It has been a long, long time since I have written anything at all regarding law enforcement. The computer has been screaming at me to write something, anything! It’s taken me some time to figure out what it is I need to say. What can I write that will help? The truth of the matter is that there is honestly nothing I can write, nothing I can say that will solve today’s issues between a small minority of the public and law enforcement. I will never make overt attempts to sway public opinion. My solution to the problem is to simply DO MY JOB. As much as I want to make a difference in a person’s opinion by means of debate, I know it will be a futile attempt. I am relatively new to this lifestyle and this profession. I count that as a blessing because it gives me a fresh, unadulterated view on our current environment. It allows me to be honest with myself and with others. That being said, I hope a little bit of honesty will go a long way.

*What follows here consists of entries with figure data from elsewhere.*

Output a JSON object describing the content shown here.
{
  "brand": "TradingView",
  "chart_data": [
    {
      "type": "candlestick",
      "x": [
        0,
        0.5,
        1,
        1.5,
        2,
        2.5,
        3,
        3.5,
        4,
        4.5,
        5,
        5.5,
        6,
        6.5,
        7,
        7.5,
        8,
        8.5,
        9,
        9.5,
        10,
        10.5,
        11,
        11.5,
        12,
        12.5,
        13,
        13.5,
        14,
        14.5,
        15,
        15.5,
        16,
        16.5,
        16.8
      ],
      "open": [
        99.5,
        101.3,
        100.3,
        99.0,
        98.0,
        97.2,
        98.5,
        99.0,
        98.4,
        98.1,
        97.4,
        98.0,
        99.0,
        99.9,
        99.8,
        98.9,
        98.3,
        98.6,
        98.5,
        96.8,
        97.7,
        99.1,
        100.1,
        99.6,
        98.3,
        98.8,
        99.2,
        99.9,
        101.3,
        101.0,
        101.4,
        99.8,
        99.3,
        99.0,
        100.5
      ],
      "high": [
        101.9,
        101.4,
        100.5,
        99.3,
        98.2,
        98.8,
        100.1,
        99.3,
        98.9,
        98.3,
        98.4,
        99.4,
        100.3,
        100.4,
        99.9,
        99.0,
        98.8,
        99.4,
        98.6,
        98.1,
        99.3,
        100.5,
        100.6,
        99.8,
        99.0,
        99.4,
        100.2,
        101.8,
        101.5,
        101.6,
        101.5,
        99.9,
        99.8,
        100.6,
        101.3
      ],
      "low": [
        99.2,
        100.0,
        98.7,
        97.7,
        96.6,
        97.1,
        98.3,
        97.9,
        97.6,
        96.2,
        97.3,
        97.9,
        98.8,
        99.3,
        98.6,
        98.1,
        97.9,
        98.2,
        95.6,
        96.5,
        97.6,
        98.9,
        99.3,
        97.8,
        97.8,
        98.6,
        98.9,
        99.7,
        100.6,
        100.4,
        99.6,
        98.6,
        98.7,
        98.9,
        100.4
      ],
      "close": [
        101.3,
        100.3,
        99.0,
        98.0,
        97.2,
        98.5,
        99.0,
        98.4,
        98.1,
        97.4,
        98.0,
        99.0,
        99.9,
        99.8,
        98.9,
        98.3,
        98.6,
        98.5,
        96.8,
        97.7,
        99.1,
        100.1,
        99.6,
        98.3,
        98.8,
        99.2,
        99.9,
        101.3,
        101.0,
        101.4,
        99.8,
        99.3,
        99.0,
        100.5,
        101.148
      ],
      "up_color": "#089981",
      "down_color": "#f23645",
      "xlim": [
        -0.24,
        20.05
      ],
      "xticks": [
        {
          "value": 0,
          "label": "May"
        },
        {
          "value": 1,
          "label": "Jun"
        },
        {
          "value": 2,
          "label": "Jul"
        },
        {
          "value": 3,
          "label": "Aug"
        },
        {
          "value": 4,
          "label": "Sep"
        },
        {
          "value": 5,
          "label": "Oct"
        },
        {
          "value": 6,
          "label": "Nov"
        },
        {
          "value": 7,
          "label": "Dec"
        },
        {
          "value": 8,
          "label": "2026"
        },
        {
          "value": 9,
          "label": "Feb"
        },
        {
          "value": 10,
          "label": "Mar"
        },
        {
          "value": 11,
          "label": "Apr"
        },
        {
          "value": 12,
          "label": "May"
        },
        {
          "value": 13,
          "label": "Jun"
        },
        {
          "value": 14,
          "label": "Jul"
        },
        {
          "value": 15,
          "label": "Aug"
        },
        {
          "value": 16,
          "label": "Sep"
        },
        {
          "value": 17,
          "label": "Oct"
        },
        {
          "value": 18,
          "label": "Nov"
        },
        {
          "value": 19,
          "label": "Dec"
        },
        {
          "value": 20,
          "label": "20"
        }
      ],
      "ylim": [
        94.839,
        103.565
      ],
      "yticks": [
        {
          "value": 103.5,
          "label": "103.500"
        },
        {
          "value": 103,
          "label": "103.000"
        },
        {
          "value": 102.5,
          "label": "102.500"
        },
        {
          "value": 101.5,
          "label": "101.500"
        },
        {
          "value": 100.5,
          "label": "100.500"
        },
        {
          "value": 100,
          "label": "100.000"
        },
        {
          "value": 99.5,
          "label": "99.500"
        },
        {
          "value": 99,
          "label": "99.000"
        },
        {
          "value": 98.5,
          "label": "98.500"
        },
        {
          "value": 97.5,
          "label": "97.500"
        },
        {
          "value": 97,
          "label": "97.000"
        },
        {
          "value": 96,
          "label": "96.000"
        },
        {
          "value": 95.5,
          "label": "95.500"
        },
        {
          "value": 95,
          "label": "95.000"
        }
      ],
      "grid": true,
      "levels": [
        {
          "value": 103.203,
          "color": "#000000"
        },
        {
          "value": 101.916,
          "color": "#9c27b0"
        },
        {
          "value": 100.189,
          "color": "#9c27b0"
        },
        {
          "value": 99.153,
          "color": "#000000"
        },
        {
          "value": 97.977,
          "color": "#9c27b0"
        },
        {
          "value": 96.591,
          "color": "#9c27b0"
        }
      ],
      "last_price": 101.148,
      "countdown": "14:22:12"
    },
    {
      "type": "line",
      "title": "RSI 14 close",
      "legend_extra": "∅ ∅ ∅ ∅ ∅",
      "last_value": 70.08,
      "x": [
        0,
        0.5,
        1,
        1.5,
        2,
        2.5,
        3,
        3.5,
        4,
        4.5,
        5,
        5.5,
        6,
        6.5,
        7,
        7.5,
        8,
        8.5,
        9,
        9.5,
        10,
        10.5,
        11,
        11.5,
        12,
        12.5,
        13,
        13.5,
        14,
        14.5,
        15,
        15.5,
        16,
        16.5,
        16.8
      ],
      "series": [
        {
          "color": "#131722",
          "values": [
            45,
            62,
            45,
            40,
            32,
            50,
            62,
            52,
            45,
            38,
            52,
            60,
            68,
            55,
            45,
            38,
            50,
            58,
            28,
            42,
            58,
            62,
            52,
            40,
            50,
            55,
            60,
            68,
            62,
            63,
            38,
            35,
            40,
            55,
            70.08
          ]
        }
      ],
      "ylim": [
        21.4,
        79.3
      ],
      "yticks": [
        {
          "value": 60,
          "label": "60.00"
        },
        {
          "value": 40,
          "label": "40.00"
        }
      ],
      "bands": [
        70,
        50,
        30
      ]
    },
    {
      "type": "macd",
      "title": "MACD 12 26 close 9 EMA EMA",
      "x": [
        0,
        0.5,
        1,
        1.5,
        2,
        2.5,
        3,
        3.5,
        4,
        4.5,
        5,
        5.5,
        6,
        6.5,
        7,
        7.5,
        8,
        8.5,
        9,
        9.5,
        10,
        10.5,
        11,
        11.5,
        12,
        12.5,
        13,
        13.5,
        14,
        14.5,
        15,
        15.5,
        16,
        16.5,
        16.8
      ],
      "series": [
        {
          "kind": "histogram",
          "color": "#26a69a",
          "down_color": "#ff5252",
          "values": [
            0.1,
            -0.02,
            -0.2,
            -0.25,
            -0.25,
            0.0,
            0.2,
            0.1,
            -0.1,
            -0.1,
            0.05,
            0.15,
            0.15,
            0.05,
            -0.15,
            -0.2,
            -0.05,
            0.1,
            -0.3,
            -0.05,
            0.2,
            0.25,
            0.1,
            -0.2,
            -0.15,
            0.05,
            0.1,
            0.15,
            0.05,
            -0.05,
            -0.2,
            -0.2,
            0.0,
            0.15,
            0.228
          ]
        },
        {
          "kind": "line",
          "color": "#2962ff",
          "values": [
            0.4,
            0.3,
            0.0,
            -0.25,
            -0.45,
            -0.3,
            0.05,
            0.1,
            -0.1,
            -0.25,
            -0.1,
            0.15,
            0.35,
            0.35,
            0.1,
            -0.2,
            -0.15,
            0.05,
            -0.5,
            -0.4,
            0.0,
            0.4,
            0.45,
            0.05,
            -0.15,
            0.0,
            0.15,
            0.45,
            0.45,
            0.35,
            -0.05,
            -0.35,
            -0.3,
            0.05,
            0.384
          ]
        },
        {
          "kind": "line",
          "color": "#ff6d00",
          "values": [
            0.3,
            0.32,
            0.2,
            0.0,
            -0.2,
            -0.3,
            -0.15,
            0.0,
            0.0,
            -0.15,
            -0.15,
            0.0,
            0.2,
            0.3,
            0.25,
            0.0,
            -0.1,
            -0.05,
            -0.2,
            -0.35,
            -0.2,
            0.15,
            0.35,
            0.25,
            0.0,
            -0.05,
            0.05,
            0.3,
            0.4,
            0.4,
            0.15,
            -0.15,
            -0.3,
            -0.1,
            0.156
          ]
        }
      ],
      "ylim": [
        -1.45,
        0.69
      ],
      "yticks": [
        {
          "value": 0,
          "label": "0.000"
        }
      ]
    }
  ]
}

The night of the Dallas, Texas massacre on law enforcement, I was out on patrol. I have made it a habit that, while on duty, my phone is put to the side. This allows me to concentrate on my surroundings and maintain a level of safety that “eyes on the phone” cannot provide. The news of Dallas did not come from my phone, but from my fellow officers. The details were few. I cannot describe the feeling that overcame me that night, even with the minimal idea of what was truly going on down south. It was a feeling of true fear. As an officer, I was scared. There is no other way to put it. I did not like this feeling, I never will. Simply put, that night, the idea of law enforcement changed for me forever. I would be lying if I said it didn’t make me second guess my career choice. I was forced into an immediate period of self reflection and evaluation. I was out on the job, as fellow officers were being murdered. I was not a simple spectator to these events, I was a member of the profession that was, and currently is, being directly targeted. I had to make a decision right then and right there. Do I ride out my shift, doing the minimum and re-evaluate at home, with the family, or do I continue on as I had previously done, with a new sense of what it means to be a police officer?
The decision I made was quick and clear; but not in the absence of complete fear. I will continue on as I did in the beginning, there is no other option. Family will inevitably ask “why?” and they will not understand the answer. They know I am scared, they can see it on my face, hear it in my voice; my wife can feel it when I leave for the day and she can feel the weight lifted when the sound of velcro is being stripped off my chest after a 12 hour shift. She doesn’t need to know what happened during the previous 12 hours, there is nothing much to be said. She knows I am home and that is all that matters in that very moment. Ask me today why I do what I do and I will have a hard time putting an answer into words. Simply put, the fear of my own safety drives my motivation to be a better officer, if not for myself, for the men and women to my left and to my right. Knowing that I am scared allows me to know that everyone else in my job is scared. This is not an adverse relationship between variables; the stronger my fear, the stronger my drive, the more aware I am. Fear is what drives us in this job. If I feel fear, even as I wear a vest and carry a gun, how fearful must the public be? It is in this fear that I can associate with the public, that I can gain common ground, that I can create a positive contact in a negative situation.
I can remember being young, assuming and simply knowing that when a police officer was present, everything was OKAY. In my times of fear, I wanted the police there, they made everything safe.
I am not alone in my sentiments and in my feelings, which is the very reason I say that in my fear, because I am scared, I will not back down.